Potem nastąpiły przemowy. Ks. Kostrzewski podkreślił, że pomnik stał się symbolem. Wiceprzewodniczący Gminnej Rady Narodowej w Jeziornie, Jan Tarnowski, przypomniał, iż na pierwszym posiedzeniu Rady Gminy zwołanym po zakończeniu działań wojennych w marcu 1945 r. podjęto uchwałę dotyczącą powołania Komitetu i ekshumacji. Przypomniał o subwencjach gmin Jeziorna, Skolimów-Konstancin i Wilanów, po czym wskutek podniosłego nastroju, jakby nie pamiętając o obecności funkcjonariuszy MBP i podjętych przez nich działaniach, podkreślił bohaterstwo powstańców.

Jako ostatni wygłosił przemówienie Piotr Szczur-Szczurowski, zapewne mając poczucie spełnionego zadania jako przewodniczący Komitetu. Podziękował mieszkańcom okolicznych miejscowości za pracę, wparcie finansowe i podwody, kierownikowi i pracownikom elektrowni w Jeziornie za wykonanie trumien, niwelację terenu i doprowadzenie elektryczności, dyrekcji i pracownikom Fabryki Papieru w Mirkowie za wykonanie trumien, kręgów do studni i organizację transportu do przewiezienia kamieni, Gminnym Radom Narodowym Jeziorny, Wilanowa i Skolimowa-Konstancina za wsparcie finansowe, a także młodzieży z Gimnazjum Spółdzielczego w Powsinie. Specjalne podziękowania skierował do członków Komitetu Budowy Pomnika wykonujących swą pracę bezinteresownie, szczególnie do Edmunda Masojady, Szczepana Nerki, Lucjana Lipienia, Romana Komorowskiego, p. Bulzackiego, Jana Tarnowskiego, inż. Wolskiego i p. Narudy. Poinformował także, że koszt pomnika wyniósł 750 tys. zł. Wzruszony podkreślił, że pomnik stanie się wiecznie żywą pamiątką. Uroczystość dobiegła końca.

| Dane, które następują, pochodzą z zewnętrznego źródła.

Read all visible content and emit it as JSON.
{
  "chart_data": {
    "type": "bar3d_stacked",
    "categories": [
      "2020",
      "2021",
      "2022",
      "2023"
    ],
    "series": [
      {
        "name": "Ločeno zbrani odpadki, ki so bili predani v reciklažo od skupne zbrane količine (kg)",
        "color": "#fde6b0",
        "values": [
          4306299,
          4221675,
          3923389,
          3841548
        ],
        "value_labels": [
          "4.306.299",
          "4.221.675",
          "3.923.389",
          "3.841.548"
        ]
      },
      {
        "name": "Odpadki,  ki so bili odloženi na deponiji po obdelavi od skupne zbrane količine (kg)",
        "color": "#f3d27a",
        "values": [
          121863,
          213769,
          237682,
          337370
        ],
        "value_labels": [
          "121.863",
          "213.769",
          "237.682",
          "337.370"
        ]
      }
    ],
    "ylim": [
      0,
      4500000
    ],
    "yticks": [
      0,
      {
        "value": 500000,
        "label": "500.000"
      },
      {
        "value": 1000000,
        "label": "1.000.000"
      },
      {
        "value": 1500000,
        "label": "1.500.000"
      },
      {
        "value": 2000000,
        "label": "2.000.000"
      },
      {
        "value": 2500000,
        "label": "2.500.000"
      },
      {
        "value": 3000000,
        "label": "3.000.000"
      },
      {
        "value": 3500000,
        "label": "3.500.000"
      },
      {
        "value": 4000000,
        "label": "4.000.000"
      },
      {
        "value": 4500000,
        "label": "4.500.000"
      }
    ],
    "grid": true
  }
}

Prawdopodobnie 3 VIII 1947 r., przed główną uroczystością. Szpaler harcerzy oraz warta wojskowa w dniu odsłonięcia pomnika.

Jak wspomniano, była to ostatnia uroczystość tego rodzaju. W kolejnych latach obchody rocznicy wybuchu Powstania stały się niemożliwe. Wielu mieszkańców wspominało, iż w latach pięćdziesiątych 1 VIII nie mogli nawet zapalać zniczy, gdyż zatrzymywało ich UB i przewoziło do swojej siedziby w Skolimowie-Konstancinie. W szczycie stalinowskiego terroru nie mogły odbyć się żadne uroczystości.  Były one możliwe dopiero w 1958 r. 1 VIII 1959 r. zorganizowano przemarsz na cmentarz, jednak z kościoła w Powsinie. W kolejnych latach obchody organizowano na wpół oficjalnie. Autor artykułu pamięta, jak na przełomie lat 70. i 80. XX w. uczestniczył jako dziecko w apelu poległych. Od 1983 r., tzn. od objęcia probostwa przez ks. Jana Świstaka, organizowano je rokrocznie.

 

Po 1989 r. robiono to już oficjalnie, wtedy jednak apele nigdy nie miały już dla gminy Jeziorna takiego wymiaru, jak w 1947 r., nawet w 50. rocznicę Powstania. Wpływ na to miało kilka czynników. Przez dekadę po odsłonięciu pomnika obchody były niemożliwe. Wykształcenie lokalnej tradycji dla osób innych niż członkowie rodzin było utrudnione. Oprócz stosunku władz istotne stały się tu także zmiany organizacyjne, miejsce ustawienia pomnika i siedziba parafii, która po przyłączeniu do Warszawy znalazła się na terenie innej miejscowości niż okoliczne wsie takie jak Jeziorna czy Bielawa. Po 1945 r., kiedy gminę Jeziorna już zlikwidowano, na jej terenie zamieszkało wielu nowych mieszkańców, którzy wcześniej nie byli związani z tymi stronami. Druga fala osadnictwa pojawiła się po 1990 r. Wszyscy nowo przybyli nie posiadali ciągłości tradycji rodzinnej, a w czasach PRL-u informacje na temat Powstania przekazywano „oszczędnie”, bojąc się szykan ze strony władz. Wszystko to sprawiło, iż zanikła świadomość, że w Powsinie złożono powstańców z gminy Jeziorna, walczących 1 VIII 1944 r. na tym terenie, a nie w samej Warszawie. Choć zaczęto ją przywracać w ciągu ostatnich 30 lat, a powstańców upamiętniono w Mirkowie, Konstancinie i Jeziornie, odsłaniając tablice i kamień pamiątkowy, paradoksalnie sprawiło to, że to właśnie wystawiony w 2008 roku w Konstancinie-Jeziornie pomnik stał się głównym miejscem obchodów. Znajduje się on przy rondzie im. Jana Pawła II, a zbierający się przy nim rokrocznie w dniu 1 VIII mieszkańcy gminy Konstancin-Jeziorna odwołują się jednak do tradycji walk powstańczych w Warszawie, a nie na interesującym nas terenie.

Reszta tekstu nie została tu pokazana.